Héros, oui. Victime, non. Voilà comment on peut résumer l’histoire de Henry*. Le jeune Vaudois de 18 ans a vécu de très près le drame du «Constellation» lors de la nuit de la Saint-Sylvestre. Comme de nombreux autres clients, il se trouvait dans le bar qui allait être ravagé par les flammes. Il y avait réservé une table pour dix. Peu avant l’incendie, lui et un ami sont sortis prendre l’air, d’après les documents que Blick a pu consulter. Cette décision leur a probablement sauvé la vie.
Dès qu’ils ont entendu l’explosion, les deux jeunes hommes se sont rués vers l’entrée du bar. Henry et son ami ont vu les flammes se propager et les gens tenter de sauver leur peau en sortant des locaux en feu. Ils sont d’abord tombés sur deux membres de leur groupe qui étaient légèrement blessés, puis un troisième qui avait les mains complètement brûlées. Henry a alors décidé de pénétrer courageusement à l’intérieur du «Constellation» pour venir en aide à ses autres amis.

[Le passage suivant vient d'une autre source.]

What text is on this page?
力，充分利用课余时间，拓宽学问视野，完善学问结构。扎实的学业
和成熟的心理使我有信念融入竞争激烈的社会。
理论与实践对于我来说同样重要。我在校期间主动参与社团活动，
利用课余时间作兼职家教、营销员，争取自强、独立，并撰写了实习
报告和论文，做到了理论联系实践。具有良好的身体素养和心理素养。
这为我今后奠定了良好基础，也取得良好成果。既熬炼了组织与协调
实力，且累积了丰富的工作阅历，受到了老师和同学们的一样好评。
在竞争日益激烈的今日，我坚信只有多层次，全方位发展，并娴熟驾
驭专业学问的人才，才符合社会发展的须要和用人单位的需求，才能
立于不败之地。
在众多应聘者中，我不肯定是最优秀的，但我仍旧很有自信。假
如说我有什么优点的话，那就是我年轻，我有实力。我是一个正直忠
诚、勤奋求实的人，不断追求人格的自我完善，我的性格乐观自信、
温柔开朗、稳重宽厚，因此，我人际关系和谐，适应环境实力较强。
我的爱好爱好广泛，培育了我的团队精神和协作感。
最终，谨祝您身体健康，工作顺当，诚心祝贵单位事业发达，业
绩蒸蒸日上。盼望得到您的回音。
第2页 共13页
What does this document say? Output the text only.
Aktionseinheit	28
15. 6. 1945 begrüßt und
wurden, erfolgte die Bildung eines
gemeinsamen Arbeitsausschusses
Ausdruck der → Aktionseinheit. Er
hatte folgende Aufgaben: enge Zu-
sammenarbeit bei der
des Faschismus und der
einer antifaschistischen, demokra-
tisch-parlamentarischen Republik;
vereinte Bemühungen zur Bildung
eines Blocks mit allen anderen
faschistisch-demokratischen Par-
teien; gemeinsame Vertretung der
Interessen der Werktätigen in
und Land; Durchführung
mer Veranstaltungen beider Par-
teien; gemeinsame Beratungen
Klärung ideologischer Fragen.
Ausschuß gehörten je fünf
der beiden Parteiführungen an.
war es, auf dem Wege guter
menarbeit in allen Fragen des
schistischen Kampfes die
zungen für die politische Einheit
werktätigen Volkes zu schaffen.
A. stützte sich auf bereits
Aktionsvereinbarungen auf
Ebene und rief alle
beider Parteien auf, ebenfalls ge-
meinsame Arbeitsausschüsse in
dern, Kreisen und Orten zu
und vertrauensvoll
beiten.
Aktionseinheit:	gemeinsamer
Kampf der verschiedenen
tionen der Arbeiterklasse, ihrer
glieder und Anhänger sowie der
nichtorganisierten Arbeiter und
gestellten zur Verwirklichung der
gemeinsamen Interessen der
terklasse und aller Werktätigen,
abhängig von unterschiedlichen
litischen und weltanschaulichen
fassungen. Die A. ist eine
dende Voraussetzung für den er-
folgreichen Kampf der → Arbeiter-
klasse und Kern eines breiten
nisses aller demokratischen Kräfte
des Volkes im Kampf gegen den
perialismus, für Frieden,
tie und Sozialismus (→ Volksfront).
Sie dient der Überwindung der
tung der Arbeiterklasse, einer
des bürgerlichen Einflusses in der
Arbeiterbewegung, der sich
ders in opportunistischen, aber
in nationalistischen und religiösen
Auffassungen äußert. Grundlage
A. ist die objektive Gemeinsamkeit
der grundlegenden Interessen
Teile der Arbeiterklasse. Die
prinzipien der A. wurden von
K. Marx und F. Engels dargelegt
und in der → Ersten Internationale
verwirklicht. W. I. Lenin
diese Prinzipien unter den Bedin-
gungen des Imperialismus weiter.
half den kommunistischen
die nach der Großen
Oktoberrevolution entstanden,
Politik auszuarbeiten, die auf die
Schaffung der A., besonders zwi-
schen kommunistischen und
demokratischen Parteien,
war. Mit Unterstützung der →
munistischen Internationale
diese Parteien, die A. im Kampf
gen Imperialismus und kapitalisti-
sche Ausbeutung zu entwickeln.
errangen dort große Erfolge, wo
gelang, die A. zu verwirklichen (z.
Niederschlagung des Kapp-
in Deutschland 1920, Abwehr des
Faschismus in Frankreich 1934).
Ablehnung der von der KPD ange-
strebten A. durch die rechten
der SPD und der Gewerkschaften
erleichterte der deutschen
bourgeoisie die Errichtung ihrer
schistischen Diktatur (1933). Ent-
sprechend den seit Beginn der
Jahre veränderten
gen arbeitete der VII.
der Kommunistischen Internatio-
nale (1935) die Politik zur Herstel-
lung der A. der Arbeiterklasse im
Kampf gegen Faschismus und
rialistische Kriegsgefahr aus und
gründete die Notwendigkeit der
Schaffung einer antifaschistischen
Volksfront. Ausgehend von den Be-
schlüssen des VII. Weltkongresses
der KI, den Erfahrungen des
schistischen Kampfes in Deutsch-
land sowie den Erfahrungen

Il s’est démené comme un fou pour tenter de retrouver ses proches, les mettre en sécurité. Mais un pompier est arrivé et lui a demandé de sortir en raison des dangers que représentaient la chaleur et les émanations toxiques. Henry a ensuite essayé d’apporter son aide à l’extérieur, en prenant soin des blessés et en les faisant se diriger vers les points de rassemblement des secouristes.
Séquelles psychologiques
Ses actes de bravoure ne restent toutefois pas sans conséquences. Physiquement indemne, il souffre d’un traumatisme psychologique. Un de ses camarades a perdu la vie cette nuit-là, tandis que d’autres membres du groupe sont grièvement blessés. Henry a été profondément marqué par les événements. «Il est conscient d’avoir eu une chance incroyable d’avoir quitté le bâtiment quelques minutes seulement avant le début de l’incendie et d’avoir ainsi échappé à des blessures très graves, voire à la mort. Il est également conscient que tous ses amis présents ce soir-là n’ont pas eu cette chance», écrit son avocat.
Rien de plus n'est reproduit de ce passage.